Wszystkie odniesienia do Bondów wyłapałem, ale bardziej wpadło mi w oczy to, jak bardzo Cameronowy jest to film. Ilość ujęć, scen, praca kamery, czy podobnych nut muzycznych (w końcu to Brad Fiedel) do jego Terminatorów, zwłaszcza dwójki, jest tutaj ogromna, widać że kręcił to bezpośrednio po T2. Nawet rozłożenie scen akcji jest podobne, a sekwencje te są cholernie widowiskowe i praktycznie się nie starzeją. To było super w Cameronie przed laty - po tym jak osiągnął kilka spektakularnych sukcesów, wymyślał nowe widowiska, na które dostawał niebotyczne budżety (True Lies jest pierwszą produkcją, której budżet produkcji oficjalnie przekroczył $100 milionów) i bawił się tym co w ma, robiąc to co potrafił najlepiej. Smile Coś jak Nolan teraz, z tym że Chris za bardzo kombinuje, przegina i nigdy nie umiał pisać ekspozycji jak Cameron.

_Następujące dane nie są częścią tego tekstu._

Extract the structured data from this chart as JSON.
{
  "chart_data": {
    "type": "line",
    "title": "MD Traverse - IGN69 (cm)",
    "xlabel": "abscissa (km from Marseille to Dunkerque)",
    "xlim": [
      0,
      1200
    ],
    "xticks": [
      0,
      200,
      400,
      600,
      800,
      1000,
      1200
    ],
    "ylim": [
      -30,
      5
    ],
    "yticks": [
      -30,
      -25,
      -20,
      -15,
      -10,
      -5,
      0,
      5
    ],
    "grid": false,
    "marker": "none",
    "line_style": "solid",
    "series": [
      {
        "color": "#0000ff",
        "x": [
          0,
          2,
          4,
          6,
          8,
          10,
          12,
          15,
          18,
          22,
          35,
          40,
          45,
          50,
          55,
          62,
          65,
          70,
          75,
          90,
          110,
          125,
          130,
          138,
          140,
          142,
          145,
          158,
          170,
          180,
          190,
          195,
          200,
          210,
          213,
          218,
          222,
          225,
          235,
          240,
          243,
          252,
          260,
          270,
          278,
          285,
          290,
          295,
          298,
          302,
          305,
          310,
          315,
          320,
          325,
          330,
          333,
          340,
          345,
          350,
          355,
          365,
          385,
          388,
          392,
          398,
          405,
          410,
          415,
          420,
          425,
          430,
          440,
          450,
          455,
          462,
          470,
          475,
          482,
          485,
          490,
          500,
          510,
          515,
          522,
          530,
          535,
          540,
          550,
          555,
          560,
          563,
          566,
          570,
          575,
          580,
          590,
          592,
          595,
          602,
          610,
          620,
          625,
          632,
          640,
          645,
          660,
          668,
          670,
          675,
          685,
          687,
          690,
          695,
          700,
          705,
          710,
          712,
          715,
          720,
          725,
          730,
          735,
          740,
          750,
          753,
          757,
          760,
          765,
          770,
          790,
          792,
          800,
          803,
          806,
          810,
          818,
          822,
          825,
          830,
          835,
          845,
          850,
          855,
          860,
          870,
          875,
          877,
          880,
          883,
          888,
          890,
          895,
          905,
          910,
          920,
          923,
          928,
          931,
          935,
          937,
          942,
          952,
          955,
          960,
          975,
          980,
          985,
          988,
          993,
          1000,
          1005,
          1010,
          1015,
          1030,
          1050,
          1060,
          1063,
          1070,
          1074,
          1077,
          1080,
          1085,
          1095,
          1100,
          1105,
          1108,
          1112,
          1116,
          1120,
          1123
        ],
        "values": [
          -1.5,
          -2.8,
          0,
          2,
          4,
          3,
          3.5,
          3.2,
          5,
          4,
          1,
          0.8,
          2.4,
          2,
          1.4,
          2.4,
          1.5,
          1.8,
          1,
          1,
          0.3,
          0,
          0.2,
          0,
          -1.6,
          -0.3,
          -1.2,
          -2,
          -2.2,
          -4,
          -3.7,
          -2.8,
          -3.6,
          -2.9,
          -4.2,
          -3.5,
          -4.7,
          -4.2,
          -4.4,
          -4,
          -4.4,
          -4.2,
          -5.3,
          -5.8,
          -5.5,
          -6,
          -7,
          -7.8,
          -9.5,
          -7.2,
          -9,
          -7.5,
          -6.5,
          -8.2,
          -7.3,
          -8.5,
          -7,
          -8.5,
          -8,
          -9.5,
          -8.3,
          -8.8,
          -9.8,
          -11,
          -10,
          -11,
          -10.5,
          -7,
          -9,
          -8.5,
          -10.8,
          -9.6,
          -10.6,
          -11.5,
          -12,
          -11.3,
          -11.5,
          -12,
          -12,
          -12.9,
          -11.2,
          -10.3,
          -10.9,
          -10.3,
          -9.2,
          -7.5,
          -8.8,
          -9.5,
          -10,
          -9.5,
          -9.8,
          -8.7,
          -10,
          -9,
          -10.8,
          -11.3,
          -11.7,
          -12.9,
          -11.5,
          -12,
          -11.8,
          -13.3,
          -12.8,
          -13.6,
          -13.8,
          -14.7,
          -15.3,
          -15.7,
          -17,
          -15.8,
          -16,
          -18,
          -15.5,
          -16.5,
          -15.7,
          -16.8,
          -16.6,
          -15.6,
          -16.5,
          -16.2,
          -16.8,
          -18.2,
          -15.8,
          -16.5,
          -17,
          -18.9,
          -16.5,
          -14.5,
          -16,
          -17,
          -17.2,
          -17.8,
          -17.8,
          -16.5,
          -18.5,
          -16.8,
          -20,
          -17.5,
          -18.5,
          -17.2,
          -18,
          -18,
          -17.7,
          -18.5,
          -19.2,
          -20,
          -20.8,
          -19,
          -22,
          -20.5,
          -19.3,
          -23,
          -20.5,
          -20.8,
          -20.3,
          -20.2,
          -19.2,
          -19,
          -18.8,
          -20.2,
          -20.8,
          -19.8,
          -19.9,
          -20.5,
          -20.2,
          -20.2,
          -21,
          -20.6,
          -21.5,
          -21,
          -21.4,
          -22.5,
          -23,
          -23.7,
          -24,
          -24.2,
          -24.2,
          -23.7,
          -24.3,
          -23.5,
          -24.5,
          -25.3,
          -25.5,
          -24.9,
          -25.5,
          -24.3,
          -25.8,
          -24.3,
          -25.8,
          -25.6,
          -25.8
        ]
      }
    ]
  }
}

True Lies, Speed, Leon - rok 1994 był świetny dla kina akcji. Heart

Teraz najchętniej powtórzyłbym The Abyss, ale... no właśnie. Dodgy Mam wersję HD, z tym że to 140-minutowa wersja kinowa (której nigdy nie widziałem i nie wiem czy chcę, bo czytałem że została okropnie pocięta pod naciskami studia, które wymusiło to na Cameronie grożąc odebraniem praw do filmu, a kolejne cięcia i kłótnie między nimi spowodowały trzykrotne przesunięcie premiery latem 1989). Mam też wersję reżyserską (170 minut), którą widziałem trzy razy, ale to jakiś rip w kiepskiej jakości pobrany ponad dekadę temu (kiedy widziałem go ostatni raz to mi nie przeszkadzało, bo miałem telewizor 19 cali czy coś blisko tego).